The Reanult Ad 2010
Added on 19 January 2010
Here's the new Renault ad that's currently playing all over the world.
A spectacular piece of pretentious pants. So let's consider the text of this absurd and outrageous piece of marketing mince:
Has there ever been a finer creation than the motor car?
Well, yes. The house. The phone. The television. The water filter. Penicillin. Anti-malarial drugs. Bread. The wheel. The Beatles. One could go on. This line was written by Jeremy Clarkson, but that doesn't make it accurate.
It's been making people happy, playing its part in every major revolution in society.
The two parts of the sentence are complete strangers to each other; and the second part is just plain barmy. The history books tell little of the motor car's part in the industrial revolution, for example. And how about the the Iron Age? Ancient Greece? The Romans? The French revolution? The Russian revolution? In fact, apart from the 1950's American drive-in movie revolution, which revolutions have featured the car at all?
But is it still in tune with the needs of society?
It's a car. People get in it when they want to go somewhere. That's what they did in 1906, that's what they still do. So, yes.
Is it still acceptable that some of us are able to drive, while others barely have the means to get around?
How about: Is it still acceptable that some of us are able to drive, while others have NOTHING TO EAT/HAVE TO WORK FROM THE AGE OF FOUR/DON'T HAVE CLEAN WATER/CAN'T WALK TO THE WELL WITHOUT GETTING RAPED? One has to loathe the implication that the worst thing currently affecting the planet is that some people don't have a car. The poor bastards.
Does enjoyment for some have to cost the lives of others?
More than likely. That's mammals for you.

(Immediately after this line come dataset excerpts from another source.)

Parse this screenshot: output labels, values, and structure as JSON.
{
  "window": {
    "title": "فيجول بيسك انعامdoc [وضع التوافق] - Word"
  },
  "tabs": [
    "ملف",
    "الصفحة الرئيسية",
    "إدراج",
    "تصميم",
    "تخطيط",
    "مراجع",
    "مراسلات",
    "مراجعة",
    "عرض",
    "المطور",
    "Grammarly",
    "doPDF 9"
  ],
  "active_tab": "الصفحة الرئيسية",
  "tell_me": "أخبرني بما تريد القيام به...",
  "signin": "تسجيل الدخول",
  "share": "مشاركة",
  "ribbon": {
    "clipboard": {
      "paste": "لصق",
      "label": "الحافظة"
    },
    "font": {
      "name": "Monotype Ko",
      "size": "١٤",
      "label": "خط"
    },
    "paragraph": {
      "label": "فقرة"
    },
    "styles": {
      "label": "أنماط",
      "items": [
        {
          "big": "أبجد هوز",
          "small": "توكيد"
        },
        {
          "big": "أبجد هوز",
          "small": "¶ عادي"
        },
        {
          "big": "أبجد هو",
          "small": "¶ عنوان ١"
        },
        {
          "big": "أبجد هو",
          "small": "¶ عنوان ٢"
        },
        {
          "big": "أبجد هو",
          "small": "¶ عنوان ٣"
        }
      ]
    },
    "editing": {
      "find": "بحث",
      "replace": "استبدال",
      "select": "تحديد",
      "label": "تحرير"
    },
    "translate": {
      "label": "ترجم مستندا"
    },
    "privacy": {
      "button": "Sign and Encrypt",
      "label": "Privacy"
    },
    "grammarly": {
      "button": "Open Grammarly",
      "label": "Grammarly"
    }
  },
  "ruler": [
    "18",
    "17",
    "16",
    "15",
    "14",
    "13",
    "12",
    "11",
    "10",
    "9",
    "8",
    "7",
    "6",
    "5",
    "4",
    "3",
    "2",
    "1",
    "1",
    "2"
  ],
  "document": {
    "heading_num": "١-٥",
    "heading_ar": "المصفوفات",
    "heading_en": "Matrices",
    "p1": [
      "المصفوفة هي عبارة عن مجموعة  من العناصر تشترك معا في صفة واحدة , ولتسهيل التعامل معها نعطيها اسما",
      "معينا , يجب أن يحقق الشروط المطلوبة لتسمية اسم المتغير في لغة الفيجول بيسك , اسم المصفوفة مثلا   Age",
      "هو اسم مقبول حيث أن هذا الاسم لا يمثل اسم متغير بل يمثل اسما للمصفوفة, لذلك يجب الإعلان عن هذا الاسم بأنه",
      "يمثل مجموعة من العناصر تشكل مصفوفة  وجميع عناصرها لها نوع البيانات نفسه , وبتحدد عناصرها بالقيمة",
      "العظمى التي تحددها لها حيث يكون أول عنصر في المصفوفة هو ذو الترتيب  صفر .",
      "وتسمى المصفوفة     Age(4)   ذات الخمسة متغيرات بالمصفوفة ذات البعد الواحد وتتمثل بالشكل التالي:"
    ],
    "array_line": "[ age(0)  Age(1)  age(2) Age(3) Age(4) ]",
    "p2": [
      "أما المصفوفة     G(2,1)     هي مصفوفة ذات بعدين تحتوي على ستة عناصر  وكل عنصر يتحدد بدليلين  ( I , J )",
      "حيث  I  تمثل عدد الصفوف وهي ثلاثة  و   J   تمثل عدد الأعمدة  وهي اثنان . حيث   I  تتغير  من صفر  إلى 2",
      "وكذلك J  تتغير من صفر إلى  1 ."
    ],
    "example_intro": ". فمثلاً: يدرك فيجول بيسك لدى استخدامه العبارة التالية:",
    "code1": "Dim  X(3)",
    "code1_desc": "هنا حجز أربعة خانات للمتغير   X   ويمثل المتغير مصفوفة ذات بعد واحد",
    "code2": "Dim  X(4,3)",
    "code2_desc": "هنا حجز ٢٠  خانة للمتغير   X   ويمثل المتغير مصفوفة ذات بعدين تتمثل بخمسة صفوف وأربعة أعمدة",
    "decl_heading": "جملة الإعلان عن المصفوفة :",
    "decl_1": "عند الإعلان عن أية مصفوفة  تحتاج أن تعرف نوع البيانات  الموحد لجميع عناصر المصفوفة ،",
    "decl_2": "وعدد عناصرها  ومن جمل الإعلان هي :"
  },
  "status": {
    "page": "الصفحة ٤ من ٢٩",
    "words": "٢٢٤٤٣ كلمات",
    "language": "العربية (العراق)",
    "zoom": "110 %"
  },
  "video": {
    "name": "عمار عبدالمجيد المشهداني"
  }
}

Look at those whales that like to play catch with seals.
Making the most of our lives today shouldn't imply a lower quality of life tomorrow. At Renault, we think it's time to change things.
Oh, for crying out loud.
For us, the pleasure of driving doesn't just mean pleasure for the driver. It's a pleasure we share with everyone around us.
At this point in the ad, a goregous woman - who's never been near childbirth in her life, I'll dare say - pushes a pram across a pedestrian crossing, smiling at the Renault which has stopped for her, clearly implying that any car other than a Renault would have mown her down, while crushing her baby into a bloody pulp.
For us, safety means more than crash test dummies thrown around during tests; it means people, it means lives.
Nobel Prizes all round for everyone at the company. They are so special.
For us, global warming goes beyond the emissions coming out of the exhausts. It's an issue we address before, during and after manufacture.
Liar, liar, pants on fire.
From next year, Renault will launch a range of zero-emission vehicles to drive the car forward again. Towards people. And for life.
I'm swelling up with French pride. I'm not French, but I've been there a couple of times, and my family left Normandy in 1066, so I think I can share in the joy.
Renault. Drive the change.
After all that, and the best line they could come up with at the end was Drive the Change. In the pantheon of really, really crap catch phrases, that is on a par with I'm Lovin' It.
Renault - Halfway Up Their Own Rectal Passage
(Wouldn't it have been great if at the end of the Co-Op advert for Funeral Insurance, John Hannah had said, The Co-Op. Good.... With Death.)